大学を卒業し、社会に出て実際に設計に携わるようになって間もない頃の思い出です。
当時、私は渡辺明さんの事務所で日夜図面と現場に明け暮れる日々を送っていました。
打ち放しの小さな住宅を設計していて、卒業したばかりですから、とにかく無我夢中で取り組んでいたのを思い出します。
知っての通り、打ち放しの建築というのは、後処理というのはできません。
設備にしろ、建具にしろ、すべてが型枠を建てる以前、コンクリートを打設する以前に決めておかなければなりません。
思い出すのは、照明のダウンライトとコンセント。
位置を決めさえすれば、あとは現場で確認するだけ。
しかし、事はそう簡単ではないのです。
ダウンライトのフェースプレートの厚みは約5mm、コンセントのプレートの厚みは約7mmあります。
通常そのままつければ、壁面や天井面からこの厚み分出てしまうことになります。
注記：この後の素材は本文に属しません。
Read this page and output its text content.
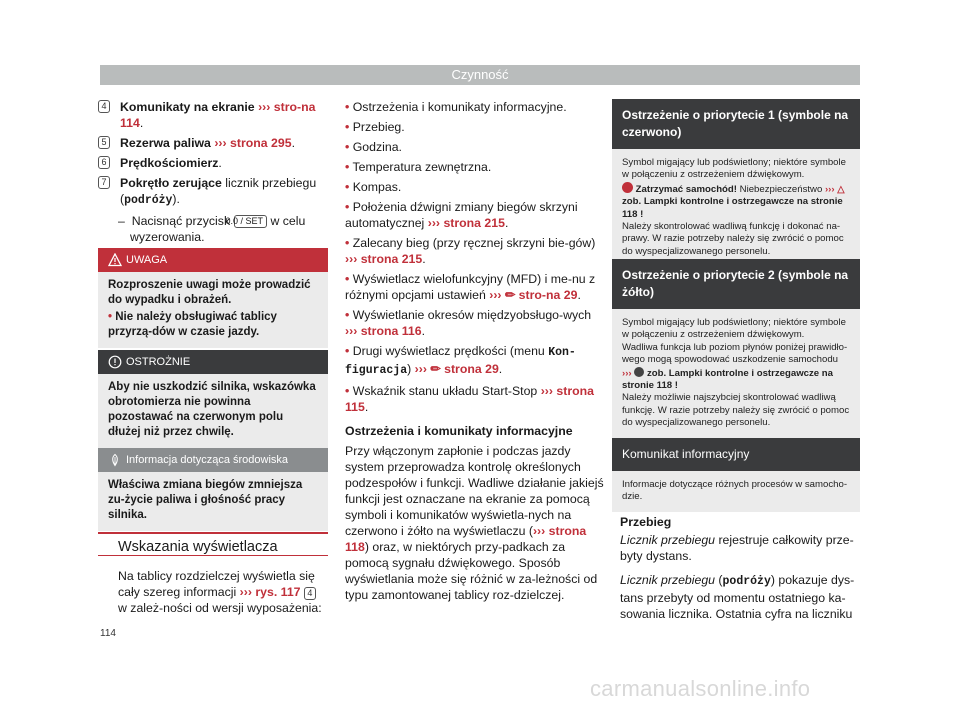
Czynność
4 Komunikaty na ekranie ››› stro-na 114.
5 Rezerwa paliwa ››› strona 295.
6 Prędkościomierz.
7 Pokrętło zerujące licznik przebiegu (podróży).
– Nacisnąć przycisk 0.0 / SET w celu wyzerowania.
UWAGA
Rozproszenie uwagi może prowadzić do wypadku i obrażeń.
• Nie należy obsługiwać tablicy przyrzą-dów w czasie jazdy.
OSTROŻNIE
Aby nie uszkodzić silnika, wskazówka obrotomierza nie powinna pozostawać na czerwonym polu dłużej niż przez chwilę.
Informacja dotycząca środowiska
Właściwa zmiana biegów zmniejsza zu-życie paliwa i głośność pracy silnika.
Wskazania wyświetlacza
Na tablicy rozdzielczej wyświetla się cały szereg informacji ››› rys. 117 4 w zależ-ności od wersji wyposażenia:
• Ostrzeżenia i komunikaty informacyjne.
• Przebieg.
• Godzina.
• Temperatura zewnętrzna.
• Kompas.
• Położenia dźwigni zmiany biegów skrzyni automatycznej ››› strona 215.
• Zalecany bieg (przy ręcznej skrzyni bie-gów) ››› strona 215.
• Wyświetlacz wielofunkcyjny (MFD) i me-nu z różnymi opcjami ustawień ››› ✏ stro-na 29.
• Wyświetlanie okresów międzyobsługo-wych ››› strona 116.
• Drugi wyświetlacz prędkości (menu Kon-figuracja) ››› ✏ strona 29.
• Wskaźnik stanu układu Start-Stop ››› strona 115.
Ostrzeżenia i komunikaty informacyjne
Przy włączonym zapłonie i podczas jazdy system przeprowadza kontrolę określonych podzespołów i funkcji. Wadliwe działanie jakiejś funkcji jest oznaczane na ekranie za pomocą symboli i komunikatów wyświetla-nych na czerwono i żółto na wyświetlaczu (››› strona 118) oraz, w niektórych przy-padkach za pomocą sygnału dźwiękowego. Sposób wyświetlania może się różnić w za-leżności od typu zamontowanej tablicy roz-dzielczej.
Ostrzeżenie o priorytecie 1 (symbole na czerwono)
Symbol migający lub podświetlony; niektóre symbole w połączeniu z ostrzeżeniem dźwiękowym.
Zatrzymać samochód! Niebezpieczeństwo ››› △
zob. Lampki kontrolne i ostrzegawcze na stronie 118 !
Należy skontrolować wadliwą funkcję i dokonać na-prawy. W razie potrzeby należy się zwrócić o pomoc do wyspecjalizowanego personelu.
Ostrzeżenie o priorytecie 2 (symbole na żółto)
Symbol migający lub podświetlony; niektóre symbole w połączeniu z ostrzeżeniem dźwiękowym.
Wadliwa funkcja lub poziom płynów poniżej prawidło-wego mogą spowodować uszkodzenie samochodu
››› zob. Lampki kontrolne i ostrzegawcze na stronie 118 !
Należy możliwie najszybciej skontrolować wadliwą funkcję. W razie potrzeby należy się zwrócić o pomoc do wyspecjalizowanego personelu.
Komunikat informacyjny
Informacje dotyczące różnych procesów w samocho-dzie.
Przebieg
Licznik przebiegu rejestruje całkowity prze-byty dystans.
Licznik przebiegu (podróży) pokazuje dys-tans przebyty od momentu ostatniego ka-sowania licznika. Ostatnia cyfra na liczniku
114
carmanualsonline.info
それでは、打ち放しのコンクリート壁に出っ張ってしまう。
それが嫌なので、どうするかと言うと、全てのコンセント、スイッチ、照明のフェイスプレートの厚み分コンクリートの面を凹ませる必要があります。
実際大変なことは、現場をイメージしてみるとわかるでしょう。ごまかしのきかない厳しい現場になります。
コンクリートの面に異質の物を決して出さないという、細部への思いがあるわけです。
一般の人から見れば、気にもとめられないことに思えますが、ここに造り込みにかける強い思いが存在します。
そうしてできた空間は、見事なまでの空気の質をつくりだすのです。
確か、出江寛さんだったと記憶していますが、和室のコンセントを取り付けるのに、プレートすら取り払ってしまって、コンセント部分だけをのこして、すべて土壁で塗り込んでしまったのを見たことがあります。
和室の土壁に、コンセントプレートは許せない。
情緒も風情もたった一つのコンセントで台無しになってしまう。
そういう徹底した思いがあったに違いないのです。
こんな思いを持つのは、建築家くらいだろうと思っていたのですが、30年ぶりに谷崎潤一郎の「陰翳礼賛」を再び読んで見たら、そういう感性は、建築家だけではないと。
むしろ、今つくられている建築、とくに住宅に忘れられてしまった思いではないかと感じるのです。